The press freedom organization urged the authorities to use dialogue to settle disputes, and urged the privately-owned news media to respect the rules of fairness in their election coverage. It also called on the High Council for Broadcasting and Communication (HAAC), which regulates the media, to rescind its ban on the privately-owned media covering the elections and to reach an agreement with press and journalists’ organizations on a fair and professional way to work.
"We are particularly worried by the fact that political violence, whatever its source, has clearly infiltrated the press in Togo," Reporters Without Borders said. "We were already obliged to express our concern when the privately-owned press was turned into a political weapon. But it is absurd and counter-productive to ban the privately-owned media outright from covering the election campaign, at a time when antagonism is at its peak."
The organization continued: "In general, we advise the HAAC to respond on a case by case basis to avoid being unfair. And for the sake of a swift compromise that will allow a return to a situation where fairness prevails, we totally support the mediation efforts undertaken above all by the Union of Free Radio and TV Stations of Togo (URATEL), which the authorities and the HAAC should take seriously."
Reporters Without Borders added: "Regardless of who they support, those at the head of the privately-owned news media must ensure that their journalists do not become political campaigners or spokespersons.

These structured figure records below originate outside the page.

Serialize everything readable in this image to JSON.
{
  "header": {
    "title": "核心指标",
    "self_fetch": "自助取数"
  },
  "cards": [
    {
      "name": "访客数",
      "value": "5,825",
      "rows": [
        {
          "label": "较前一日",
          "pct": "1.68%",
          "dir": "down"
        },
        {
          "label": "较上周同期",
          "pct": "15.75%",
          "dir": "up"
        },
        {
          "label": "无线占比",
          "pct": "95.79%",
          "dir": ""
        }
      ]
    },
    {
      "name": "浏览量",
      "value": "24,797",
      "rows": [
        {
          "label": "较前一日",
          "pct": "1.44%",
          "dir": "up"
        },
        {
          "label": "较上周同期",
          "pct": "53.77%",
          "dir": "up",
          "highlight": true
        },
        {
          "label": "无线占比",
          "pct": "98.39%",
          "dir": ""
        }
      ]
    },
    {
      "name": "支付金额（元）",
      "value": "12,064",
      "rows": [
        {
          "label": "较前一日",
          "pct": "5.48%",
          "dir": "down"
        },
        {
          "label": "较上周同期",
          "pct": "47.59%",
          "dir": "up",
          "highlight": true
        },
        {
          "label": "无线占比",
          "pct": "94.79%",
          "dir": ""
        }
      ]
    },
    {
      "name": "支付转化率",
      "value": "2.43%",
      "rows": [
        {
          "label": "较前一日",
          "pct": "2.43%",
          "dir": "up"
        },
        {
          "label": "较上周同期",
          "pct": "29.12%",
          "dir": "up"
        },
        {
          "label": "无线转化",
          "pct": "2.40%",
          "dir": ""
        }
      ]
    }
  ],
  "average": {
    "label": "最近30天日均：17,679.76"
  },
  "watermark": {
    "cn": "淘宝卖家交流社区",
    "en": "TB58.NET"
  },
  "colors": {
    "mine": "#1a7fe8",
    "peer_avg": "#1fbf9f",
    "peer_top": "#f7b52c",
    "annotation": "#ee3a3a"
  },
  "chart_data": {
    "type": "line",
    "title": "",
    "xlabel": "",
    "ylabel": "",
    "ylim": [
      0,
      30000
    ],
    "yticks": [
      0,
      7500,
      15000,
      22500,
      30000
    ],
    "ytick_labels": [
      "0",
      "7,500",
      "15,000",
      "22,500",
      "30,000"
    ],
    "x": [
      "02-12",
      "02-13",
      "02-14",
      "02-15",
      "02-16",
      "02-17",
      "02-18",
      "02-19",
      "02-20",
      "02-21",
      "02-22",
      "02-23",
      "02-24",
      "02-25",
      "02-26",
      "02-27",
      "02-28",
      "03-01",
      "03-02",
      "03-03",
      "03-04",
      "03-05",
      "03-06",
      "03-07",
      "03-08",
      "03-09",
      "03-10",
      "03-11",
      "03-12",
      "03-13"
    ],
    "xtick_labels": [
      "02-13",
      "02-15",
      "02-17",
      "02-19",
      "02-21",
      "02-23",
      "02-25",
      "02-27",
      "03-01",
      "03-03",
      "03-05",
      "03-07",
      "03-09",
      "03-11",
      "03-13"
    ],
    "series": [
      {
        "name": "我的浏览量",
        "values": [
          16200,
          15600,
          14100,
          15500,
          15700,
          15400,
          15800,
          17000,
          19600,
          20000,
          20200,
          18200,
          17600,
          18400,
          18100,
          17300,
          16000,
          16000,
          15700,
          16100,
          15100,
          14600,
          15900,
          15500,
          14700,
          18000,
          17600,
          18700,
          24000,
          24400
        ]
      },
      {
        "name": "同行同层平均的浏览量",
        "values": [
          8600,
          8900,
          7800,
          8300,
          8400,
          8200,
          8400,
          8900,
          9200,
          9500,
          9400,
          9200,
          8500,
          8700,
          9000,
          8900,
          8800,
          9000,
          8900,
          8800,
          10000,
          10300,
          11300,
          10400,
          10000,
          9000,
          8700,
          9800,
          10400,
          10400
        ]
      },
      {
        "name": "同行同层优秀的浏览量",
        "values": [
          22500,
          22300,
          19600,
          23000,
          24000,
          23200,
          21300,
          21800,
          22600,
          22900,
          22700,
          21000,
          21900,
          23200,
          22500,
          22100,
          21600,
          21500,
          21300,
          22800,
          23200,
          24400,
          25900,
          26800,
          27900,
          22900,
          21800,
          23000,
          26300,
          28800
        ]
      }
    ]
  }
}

We stress that it is the Togolese public that is paying the price for this climate of tension because it is being deprived of balanced and objective reporting."
On 19 April, the HAAC banned privately-owned radio and TV stations from "providing media coverage of election campaigning by all candidates." It also demanded that the broadcast media "scrupulously" respect provisions regarding the organization of the election campaign, in particular, those banning "special broadcasts or debates by candidates or their representatives."
In the rules established by the HAAC at the start of the election campaign, the privately-owned media were banned from any coverage of the campaign except rallies held by candidates. Coverage of all other aspects of the campaign was restricted to the state-owned media, on the basis of fairness to the candidates taking part.
Dadja Pouwi, an adviser to communication minister Pitang Tchalla, complained to Reporters Without Borders on 15 April that, "some radio stations, in defiance of the law, are continuing to exacerbate the situation in the country by organizing live broadcasts in which listeners phone in using false names and indulge in insults and provocations."
Pouwi also criticised the "lack of balance" in the privately-owned media’s coverage and their bias in favour of the opposition. Some radio stations have broadcast virulent political editorials attacking the son of the late President Gnassingbé Eyadema, who is the candidate of the ruling Rally of the Togolese People (RPT), and attacking France, which is believed to support the regime.